Ziel des Parcours war es, die Schülerinnen und Schüler darin zu stärken, ihre eigenen Bedürfnisse wahrzunehmen, Gefühle besser einzuordnen und in schwierigen Situationen selbstbewusst Grenzen zu setzen sowie deutlich „Nein“ zu sagen. Dabei lernten sie unter anderem den Unterschied zwischen guten und schlechten Geheimnissen kennen, beschäftigten sich mit Kinderrechten und tauschten sich über den richtigen Umgang mit Gefühlen aus.
- Um Nähe und Distanz ging es unter anderem in Gesprächsgruppen.
- Viel Freude bereitete den Kindern das Gefühlsmemory.
- Überrascht waren viele Schülerinnen und Schüler auch über einzelne Kinderrechte, die sie so noch nicht kannten.
Besonders viel Freude bereiteten den Kindern das Gefühlsmemory, die Suche nach Kinderrechten auf Wimmelbildern sowie spannende kleine Detektivaufgaben rund um gute und schlechte Geheimnisse. Jede erfolgreich absolvierte Station wurde in einem persönlichen Begleitheft mit einem Stempel dokumentiert, sodass die Kinder ihre Fortschritte festhalten konnten.

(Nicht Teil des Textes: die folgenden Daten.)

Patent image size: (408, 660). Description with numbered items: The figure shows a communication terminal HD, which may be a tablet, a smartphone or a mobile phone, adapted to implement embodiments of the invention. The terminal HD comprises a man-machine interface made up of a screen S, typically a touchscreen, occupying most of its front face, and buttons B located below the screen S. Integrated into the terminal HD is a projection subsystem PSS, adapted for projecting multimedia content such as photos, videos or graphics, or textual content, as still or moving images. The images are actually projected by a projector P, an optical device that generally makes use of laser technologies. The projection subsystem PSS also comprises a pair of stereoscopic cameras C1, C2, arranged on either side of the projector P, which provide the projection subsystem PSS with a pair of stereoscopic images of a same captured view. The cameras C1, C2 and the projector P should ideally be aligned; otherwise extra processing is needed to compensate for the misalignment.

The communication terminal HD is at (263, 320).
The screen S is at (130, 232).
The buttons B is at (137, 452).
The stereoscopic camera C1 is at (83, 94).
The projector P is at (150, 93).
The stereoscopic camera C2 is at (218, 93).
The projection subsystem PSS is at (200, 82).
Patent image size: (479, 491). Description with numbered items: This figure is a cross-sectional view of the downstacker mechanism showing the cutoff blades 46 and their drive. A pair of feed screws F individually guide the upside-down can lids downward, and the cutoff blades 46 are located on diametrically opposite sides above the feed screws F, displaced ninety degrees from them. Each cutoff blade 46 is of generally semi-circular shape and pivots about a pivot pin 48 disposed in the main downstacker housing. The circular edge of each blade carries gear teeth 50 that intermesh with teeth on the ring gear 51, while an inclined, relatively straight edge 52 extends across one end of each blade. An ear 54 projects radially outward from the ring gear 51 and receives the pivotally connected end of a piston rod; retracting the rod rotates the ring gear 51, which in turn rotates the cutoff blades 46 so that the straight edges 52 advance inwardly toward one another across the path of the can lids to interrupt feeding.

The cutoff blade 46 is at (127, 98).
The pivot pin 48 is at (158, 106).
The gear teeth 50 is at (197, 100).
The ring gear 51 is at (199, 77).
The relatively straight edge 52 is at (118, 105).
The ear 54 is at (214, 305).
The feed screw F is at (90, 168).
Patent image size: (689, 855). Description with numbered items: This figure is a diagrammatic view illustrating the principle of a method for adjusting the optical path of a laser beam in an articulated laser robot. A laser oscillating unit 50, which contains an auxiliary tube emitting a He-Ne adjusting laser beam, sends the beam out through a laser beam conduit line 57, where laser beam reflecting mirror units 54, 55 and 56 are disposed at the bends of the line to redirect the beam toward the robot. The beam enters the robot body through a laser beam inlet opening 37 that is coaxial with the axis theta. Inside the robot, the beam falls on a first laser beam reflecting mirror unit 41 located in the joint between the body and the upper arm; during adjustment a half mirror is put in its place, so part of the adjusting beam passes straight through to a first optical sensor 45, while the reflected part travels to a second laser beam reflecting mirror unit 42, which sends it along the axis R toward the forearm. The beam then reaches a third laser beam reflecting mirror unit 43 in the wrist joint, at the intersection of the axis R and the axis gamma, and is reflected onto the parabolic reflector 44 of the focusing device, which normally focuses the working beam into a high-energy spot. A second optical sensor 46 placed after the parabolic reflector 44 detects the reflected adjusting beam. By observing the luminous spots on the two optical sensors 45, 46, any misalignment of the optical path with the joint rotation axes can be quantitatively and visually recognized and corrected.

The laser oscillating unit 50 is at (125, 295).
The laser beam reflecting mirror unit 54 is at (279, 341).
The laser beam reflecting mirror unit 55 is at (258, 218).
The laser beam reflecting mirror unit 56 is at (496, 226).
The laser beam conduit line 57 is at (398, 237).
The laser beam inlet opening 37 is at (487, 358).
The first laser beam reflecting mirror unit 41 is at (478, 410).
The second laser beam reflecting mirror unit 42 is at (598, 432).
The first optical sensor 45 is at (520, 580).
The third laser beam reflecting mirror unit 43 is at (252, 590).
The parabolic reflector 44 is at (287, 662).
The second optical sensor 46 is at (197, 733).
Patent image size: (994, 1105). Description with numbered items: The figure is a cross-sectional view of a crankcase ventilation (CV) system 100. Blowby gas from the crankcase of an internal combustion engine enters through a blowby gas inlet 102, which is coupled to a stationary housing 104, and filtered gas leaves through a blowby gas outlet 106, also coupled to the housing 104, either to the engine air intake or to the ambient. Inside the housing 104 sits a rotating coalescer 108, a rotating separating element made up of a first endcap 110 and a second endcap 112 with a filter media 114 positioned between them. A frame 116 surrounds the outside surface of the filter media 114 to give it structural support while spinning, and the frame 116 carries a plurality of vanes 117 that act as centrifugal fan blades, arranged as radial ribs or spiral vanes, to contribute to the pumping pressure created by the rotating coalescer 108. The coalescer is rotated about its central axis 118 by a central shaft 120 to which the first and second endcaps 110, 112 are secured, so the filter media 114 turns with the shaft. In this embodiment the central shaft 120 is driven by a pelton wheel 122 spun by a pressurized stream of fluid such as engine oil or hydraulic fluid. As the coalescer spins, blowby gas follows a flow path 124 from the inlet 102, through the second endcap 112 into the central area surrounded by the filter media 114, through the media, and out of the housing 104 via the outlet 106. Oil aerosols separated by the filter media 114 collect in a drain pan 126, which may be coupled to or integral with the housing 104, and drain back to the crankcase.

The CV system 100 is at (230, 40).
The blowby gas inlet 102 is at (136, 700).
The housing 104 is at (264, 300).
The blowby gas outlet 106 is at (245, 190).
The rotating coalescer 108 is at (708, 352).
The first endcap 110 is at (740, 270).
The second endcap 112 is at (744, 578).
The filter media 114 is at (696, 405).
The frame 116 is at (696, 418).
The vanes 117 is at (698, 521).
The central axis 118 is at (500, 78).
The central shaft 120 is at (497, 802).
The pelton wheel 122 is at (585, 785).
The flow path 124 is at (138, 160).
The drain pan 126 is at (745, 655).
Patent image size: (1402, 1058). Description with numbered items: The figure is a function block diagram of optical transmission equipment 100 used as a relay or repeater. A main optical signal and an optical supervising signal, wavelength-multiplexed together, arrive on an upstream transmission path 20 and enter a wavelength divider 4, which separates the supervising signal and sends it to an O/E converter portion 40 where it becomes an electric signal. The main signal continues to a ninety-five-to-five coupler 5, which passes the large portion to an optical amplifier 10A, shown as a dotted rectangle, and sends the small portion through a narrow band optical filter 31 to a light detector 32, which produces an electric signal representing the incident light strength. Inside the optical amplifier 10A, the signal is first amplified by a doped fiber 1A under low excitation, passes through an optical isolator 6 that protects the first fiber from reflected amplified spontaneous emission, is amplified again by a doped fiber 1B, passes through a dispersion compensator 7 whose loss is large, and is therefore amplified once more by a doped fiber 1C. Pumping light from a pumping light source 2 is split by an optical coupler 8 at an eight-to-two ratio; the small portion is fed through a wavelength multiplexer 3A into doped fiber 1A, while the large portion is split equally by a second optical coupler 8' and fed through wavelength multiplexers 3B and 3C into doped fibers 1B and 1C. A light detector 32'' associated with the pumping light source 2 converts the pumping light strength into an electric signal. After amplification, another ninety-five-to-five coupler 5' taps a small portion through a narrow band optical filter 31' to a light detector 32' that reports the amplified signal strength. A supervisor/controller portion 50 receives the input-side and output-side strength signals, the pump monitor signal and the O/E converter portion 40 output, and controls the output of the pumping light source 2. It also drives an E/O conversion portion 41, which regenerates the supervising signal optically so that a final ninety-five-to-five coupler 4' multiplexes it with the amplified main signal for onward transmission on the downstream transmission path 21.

Der Kinderschutzparcours bot den Schülerinnen und Schüler eine Gelegenheit, wichtige Kompetenzen für ihren Alltag zu stärken und sich mit sensiblen Themen altersgerecht auseinanderzusetzen. Die positive Resonanz der Schülerinnen und Schüler zeigte deutlich, wie wichtig und hilfreich dieses Angebot war, sodass dieses im kommenden Jahr wiederholt werden dürfte.